St Mary and St Gabriel
Sharing the love of God
Saint Andrews - The Shepherds Church
DIDLING, WEST SUSSEX
This little church is almost entirely early English, dating from the first part of the 13th century, although undoubtedly it stands on far more ancient foundations.
This is testified to by traces of Norman and Saxon work incorporated into the building and in particular the Saxon font, hewn by hand from a solid block of Bracklesham stone, one of the oldest in the country.
The black oak benches and beams are of early 15th century. The benches are of pre-Reformation date, but modern solid backs have been substituted for the original open back rails. The communion rails are pure 17th century Jacobean. The pulpit is also Jacobean and is interesting in that it was made by a former rector out of an old oak chest, the modern carved head under the bookrest being added later to hide the keyhole.
The Yew tree in the churchyard, many hundreds of years old, had a narrow escape in 1945 when workmen, sent to lop a large branch which was damaging the roof of the church, misunderstood the order and began to cut the whole tree down.
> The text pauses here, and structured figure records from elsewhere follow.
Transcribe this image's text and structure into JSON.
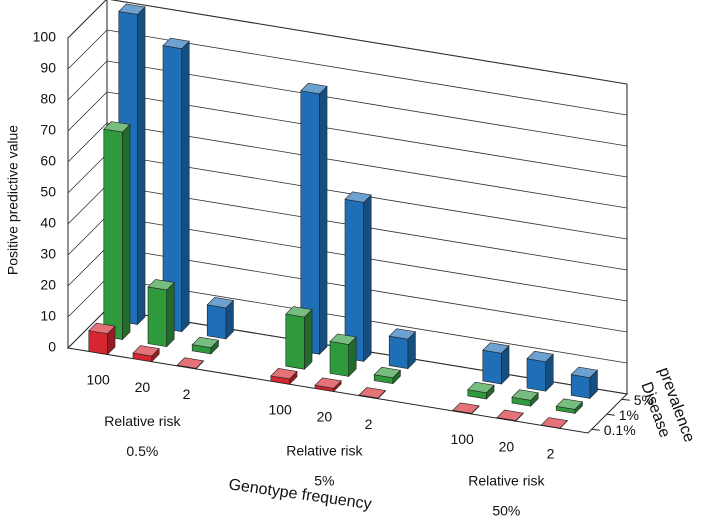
{
  "chart_data": {
    "type": "bar3d",
    "y_label": "Positive predictive value",
    "x_label": "Genotype frequency",
    "z_label": [
      "Disease",
      "prevalence"
    ],
    "categories": [
      "100",
      "20",
      "2",
      "100",
      "20",
      "2",
      "100",
      "20",
      "2"
    ],
    "groups": [
      {
        "label": "Relative risk",
        "sublabel": "0.5%"
      },
      {
        "label": "Relative risk",
        "sublabel": "5%"
      },
      {
        "label": "Relative risk",
        "sublabel": "50%"
      }
    ],
    "series": [
      {
        "name": "0.1%",
        "color": "#d62630",
        "values": [
          6.7,
          1.8,
          0.2,
          1.7,
          1.0,
          0.2,
          0.2,
          0.2,
          0.1
        ]
      },
      {
        "name": "1%",
        "color": "#2f9a3c",
        "values": [
          66.9,
          18.3,
          2.0,
          16.8,
          10.3,
          1.9,
          2.0,
          1.9,
          1.3
        ]
      },
      {
        "name": "5%",
        "color": "#1f6fb6",
        "values": [
          100,
          91.3,
          10.0,
          84.0,
          51.3,
          9.5,
          9.9,
          9.5,
          6.7
        ]
      }
    ],
    "ylim": [
      0,
      100
    ],
    "yticks": [
      0,
      10,
      20,
      30,
      40,
      50,
      60,
      70,
      80,
      90,
      100
    ],
    "grid": true
  }
}
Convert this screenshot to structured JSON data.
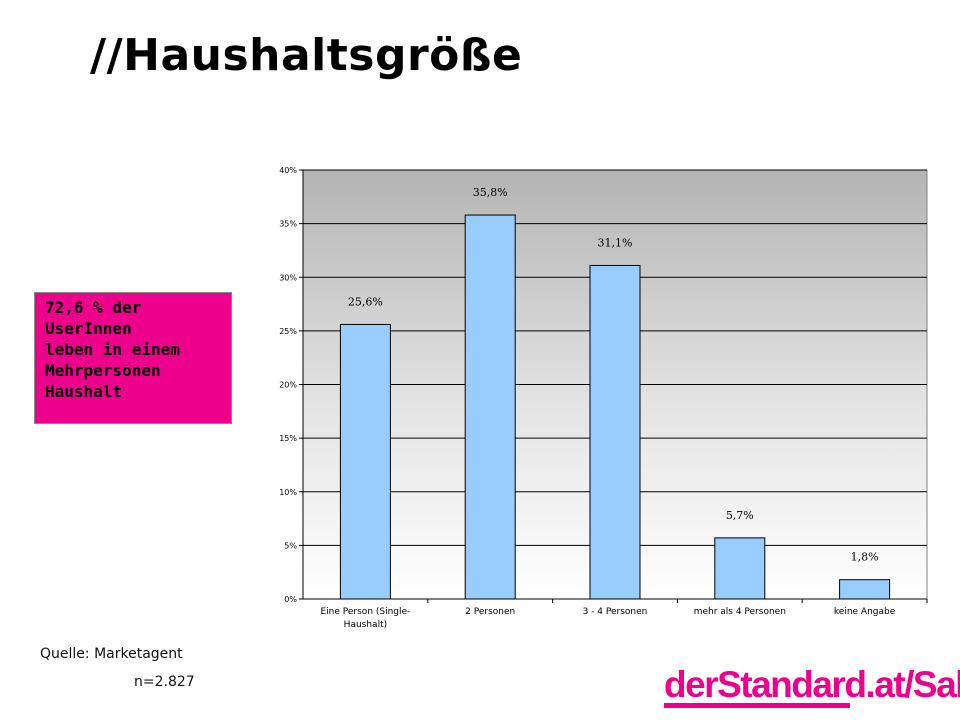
{
  "page": {
    "title": "//Haushaltsgröße",
    "callout_lines": [
      "72,6 % der",
      "UserInnen",
      "leben in einem",
      "Mehrpersonen",
      "Haushalt"
    ],
    "source": "Quelle: Marketagent",
    "sample": "n=2.827",
    "logo": "derStandard.at/Sales",
    "accent_color": "#ec008c"
  },
  "chart_data": {
    "type": "bar",
    "categories": [
      [
        "Eine Person (Single-",
        "Haushalt)"
      ],
      [
        "2 Personen"
      ],
      [
        "3 - 4 Personen"
      ],
      [
        "mehr als 4 Personen"
      ],
      [
        "keine Angabe"
      ]
    ],
    "values": [
      25.6,
      35.8,
      31.1,
      5.7,
      1.8
    ],
    "data_labels": [
      "25,6%",
      "35,8%",
      "31,1%",
      "5,7%",
      "1,8%"
    ],
    "yticks": [
      "0%",
      "5%",
      "10%",
      "15%",
      "20%",
      "25%",
      "30%",
      "35%",
      "40%"
    ],
    "ylim": [
      0,
      40
    ],
    "ytick_step": 5,
    "grid": true,
    "bar_color": "#99ccff",
    "plot_background": "gradient gray top to white bottom"
  }
}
A local farmer saw this and notified the rector who was just in time to avert the tragedy, as may be seen by inspection of the bole.
The Shepherds Church is to the south of the village on the northern slope of Didling Hill along a short track off Bugshill Lane. It is known for it's simplicity and the fact that it has survived the intervening centuries with very little restoration. The restoration work that has taken place has been very sympathetic. There is no electric lighting and the church is wholly lit by candles.
The one door to the church is north facing and the single bell, is said to be dated 1587.